Bernard M. Bass was one of the foremost leadership scholars, with a career that spanned 7 decades. In 1967, he was asked by the American Management Association to speculate what management/leadership would look like in the year 2000. Remarkably, most of his predictions came true. For example, in 1967, Bernie foresaw that managers would make daily use of computers in analysis and decision making (he did not foresee the invention of personal computers, but assumed leaders would be connected to mainframes). He also predicted that leaders would have to adapt to workers with greater knowledge and skill and desire more challenging work. He also predicted tremendous growth in leadership training and development. All of these predictions came to pass.

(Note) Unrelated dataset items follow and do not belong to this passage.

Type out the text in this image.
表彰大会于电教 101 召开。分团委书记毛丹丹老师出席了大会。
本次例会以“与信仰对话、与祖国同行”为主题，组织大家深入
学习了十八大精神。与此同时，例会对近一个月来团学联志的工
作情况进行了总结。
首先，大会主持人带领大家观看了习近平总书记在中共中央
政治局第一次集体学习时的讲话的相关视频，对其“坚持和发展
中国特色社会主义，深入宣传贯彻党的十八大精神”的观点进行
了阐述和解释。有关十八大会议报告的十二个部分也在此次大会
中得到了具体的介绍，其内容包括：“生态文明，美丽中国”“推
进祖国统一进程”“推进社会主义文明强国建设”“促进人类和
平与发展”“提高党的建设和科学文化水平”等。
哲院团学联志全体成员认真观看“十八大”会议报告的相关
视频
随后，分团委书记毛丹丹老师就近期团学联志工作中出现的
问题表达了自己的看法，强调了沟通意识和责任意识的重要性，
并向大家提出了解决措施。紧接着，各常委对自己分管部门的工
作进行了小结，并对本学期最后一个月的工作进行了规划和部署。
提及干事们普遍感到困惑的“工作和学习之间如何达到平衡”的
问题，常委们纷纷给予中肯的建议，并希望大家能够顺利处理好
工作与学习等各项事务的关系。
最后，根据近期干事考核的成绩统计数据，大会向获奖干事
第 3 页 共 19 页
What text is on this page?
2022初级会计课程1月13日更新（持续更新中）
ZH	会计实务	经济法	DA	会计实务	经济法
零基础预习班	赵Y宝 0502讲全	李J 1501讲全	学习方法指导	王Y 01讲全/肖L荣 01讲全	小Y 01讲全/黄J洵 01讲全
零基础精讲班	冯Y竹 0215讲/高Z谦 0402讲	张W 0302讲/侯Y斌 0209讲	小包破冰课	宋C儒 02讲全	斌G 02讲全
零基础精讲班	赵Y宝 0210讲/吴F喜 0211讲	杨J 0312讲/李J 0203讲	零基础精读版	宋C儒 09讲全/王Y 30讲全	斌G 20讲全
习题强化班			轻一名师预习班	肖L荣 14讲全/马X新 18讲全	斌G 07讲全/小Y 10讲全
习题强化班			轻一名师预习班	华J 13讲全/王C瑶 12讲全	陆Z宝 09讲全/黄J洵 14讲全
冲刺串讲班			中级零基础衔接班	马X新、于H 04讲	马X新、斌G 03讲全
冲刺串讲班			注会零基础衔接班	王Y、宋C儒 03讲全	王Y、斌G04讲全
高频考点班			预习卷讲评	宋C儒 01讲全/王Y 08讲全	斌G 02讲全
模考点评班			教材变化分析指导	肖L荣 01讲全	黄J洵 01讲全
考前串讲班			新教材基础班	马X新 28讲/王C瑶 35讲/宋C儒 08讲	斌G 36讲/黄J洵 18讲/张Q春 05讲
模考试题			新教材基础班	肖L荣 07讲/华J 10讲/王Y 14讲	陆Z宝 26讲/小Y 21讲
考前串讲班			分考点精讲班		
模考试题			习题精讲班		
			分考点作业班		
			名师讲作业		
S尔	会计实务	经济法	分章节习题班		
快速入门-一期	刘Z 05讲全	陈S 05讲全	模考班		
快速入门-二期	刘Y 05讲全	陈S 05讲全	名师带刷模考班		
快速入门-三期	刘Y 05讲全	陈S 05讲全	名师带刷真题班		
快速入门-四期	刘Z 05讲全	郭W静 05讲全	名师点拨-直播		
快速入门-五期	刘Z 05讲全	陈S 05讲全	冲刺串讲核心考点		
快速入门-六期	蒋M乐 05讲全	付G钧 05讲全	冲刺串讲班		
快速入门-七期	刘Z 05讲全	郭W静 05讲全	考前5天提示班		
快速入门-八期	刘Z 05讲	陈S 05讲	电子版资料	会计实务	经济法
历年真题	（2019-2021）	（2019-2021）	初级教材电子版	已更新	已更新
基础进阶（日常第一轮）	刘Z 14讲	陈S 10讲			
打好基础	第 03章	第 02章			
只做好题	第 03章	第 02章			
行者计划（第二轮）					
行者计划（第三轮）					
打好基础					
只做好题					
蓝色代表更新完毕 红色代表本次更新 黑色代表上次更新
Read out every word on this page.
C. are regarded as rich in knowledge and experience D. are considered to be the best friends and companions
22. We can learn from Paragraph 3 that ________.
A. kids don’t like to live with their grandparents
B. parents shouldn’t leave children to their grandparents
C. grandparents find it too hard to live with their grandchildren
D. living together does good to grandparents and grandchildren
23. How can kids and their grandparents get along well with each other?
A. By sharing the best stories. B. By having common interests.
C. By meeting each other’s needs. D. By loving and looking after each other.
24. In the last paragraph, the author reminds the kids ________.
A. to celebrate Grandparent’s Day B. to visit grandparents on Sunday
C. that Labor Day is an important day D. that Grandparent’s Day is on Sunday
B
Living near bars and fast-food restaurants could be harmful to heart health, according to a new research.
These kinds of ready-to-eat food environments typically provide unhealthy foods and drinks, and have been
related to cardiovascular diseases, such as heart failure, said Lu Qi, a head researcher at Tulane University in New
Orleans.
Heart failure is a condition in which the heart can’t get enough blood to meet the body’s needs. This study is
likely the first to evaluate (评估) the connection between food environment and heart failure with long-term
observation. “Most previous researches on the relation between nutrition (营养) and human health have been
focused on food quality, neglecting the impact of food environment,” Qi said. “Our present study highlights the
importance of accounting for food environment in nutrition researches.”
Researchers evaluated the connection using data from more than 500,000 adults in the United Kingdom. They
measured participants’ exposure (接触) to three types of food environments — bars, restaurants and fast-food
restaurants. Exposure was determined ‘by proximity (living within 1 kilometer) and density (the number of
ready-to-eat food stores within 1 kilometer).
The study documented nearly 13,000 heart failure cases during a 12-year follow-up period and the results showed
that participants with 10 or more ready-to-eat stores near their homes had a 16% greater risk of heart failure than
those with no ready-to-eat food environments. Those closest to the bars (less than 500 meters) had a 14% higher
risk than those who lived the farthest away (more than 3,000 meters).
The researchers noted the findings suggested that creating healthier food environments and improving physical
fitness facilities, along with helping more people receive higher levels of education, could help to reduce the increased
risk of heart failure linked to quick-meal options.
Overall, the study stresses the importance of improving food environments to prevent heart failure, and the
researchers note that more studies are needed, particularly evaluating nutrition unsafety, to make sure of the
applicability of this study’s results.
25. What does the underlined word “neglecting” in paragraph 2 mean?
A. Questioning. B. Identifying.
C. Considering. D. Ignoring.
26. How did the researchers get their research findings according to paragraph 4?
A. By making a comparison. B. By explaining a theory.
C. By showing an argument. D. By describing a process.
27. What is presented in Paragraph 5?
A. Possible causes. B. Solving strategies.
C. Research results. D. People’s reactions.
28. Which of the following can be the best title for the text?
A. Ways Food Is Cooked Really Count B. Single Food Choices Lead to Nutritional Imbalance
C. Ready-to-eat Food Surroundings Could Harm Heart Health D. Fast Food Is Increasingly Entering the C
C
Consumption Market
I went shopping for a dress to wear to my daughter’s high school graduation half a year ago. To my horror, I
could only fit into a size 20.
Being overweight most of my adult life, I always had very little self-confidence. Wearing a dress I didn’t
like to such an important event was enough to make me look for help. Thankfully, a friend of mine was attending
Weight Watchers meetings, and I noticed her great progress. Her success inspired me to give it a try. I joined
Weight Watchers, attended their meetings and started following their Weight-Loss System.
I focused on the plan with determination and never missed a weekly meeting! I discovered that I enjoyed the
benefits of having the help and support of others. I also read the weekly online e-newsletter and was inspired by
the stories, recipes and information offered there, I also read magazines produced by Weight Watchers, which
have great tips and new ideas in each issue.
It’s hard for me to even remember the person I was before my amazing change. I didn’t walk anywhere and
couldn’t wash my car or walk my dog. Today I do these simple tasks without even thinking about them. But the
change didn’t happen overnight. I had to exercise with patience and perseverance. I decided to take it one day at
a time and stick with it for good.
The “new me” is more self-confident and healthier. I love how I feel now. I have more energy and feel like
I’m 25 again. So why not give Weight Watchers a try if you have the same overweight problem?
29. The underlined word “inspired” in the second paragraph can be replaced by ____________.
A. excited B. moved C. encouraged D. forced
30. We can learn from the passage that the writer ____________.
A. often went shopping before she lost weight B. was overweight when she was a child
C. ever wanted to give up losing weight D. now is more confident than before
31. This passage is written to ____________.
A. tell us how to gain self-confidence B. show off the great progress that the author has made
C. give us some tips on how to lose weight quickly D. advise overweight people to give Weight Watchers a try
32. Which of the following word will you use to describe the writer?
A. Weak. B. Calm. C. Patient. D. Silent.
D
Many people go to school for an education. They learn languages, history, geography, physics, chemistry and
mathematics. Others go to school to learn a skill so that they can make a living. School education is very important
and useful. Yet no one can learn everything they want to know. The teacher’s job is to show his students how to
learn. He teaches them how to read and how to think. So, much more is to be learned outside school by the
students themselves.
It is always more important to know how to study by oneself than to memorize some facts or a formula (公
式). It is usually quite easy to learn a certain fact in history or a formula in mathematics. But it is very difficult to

In 2001, Bernie made predictions for the year 2034. Here are some of his predictions:
- Leadership development efforts will continue, with ongoing training a requirement for leaders (much of the training will be web-based)
- Second careers will become commonplace, as will 85-year-old employees.
- Women will become the majority of leaders and directors in most organizations (he argued that this is due to their more transformational qualities and greater concern for equity, fairness, and social justice)
- Leaders will make regular use of artificial intelligence to aid in decision making.
- Biotechnology and genetics will play a part in both understanding leadership and in leader selection
- We will "outgrow" bureaucracies, and most organizations will be flexible and mission-driven
- With technological advancements, it will be much more difficult for dishonest leaders to emerge in organizations and greater transparency in organizational operations will be the norm.
- Virtual work (e.g., virtual teams; web-based collaboration) will be the rule rather than the exception.
Bernard M. Bass (2002). Forecasting Organizational Leadership: From Back (1967) to the Future (2034). In Bruce J. Avolio & Francis J. Yammarino (Eds.), "Transformational and Charismatic Leadership: The Road Ahead." Elsevier, Oxford, UK.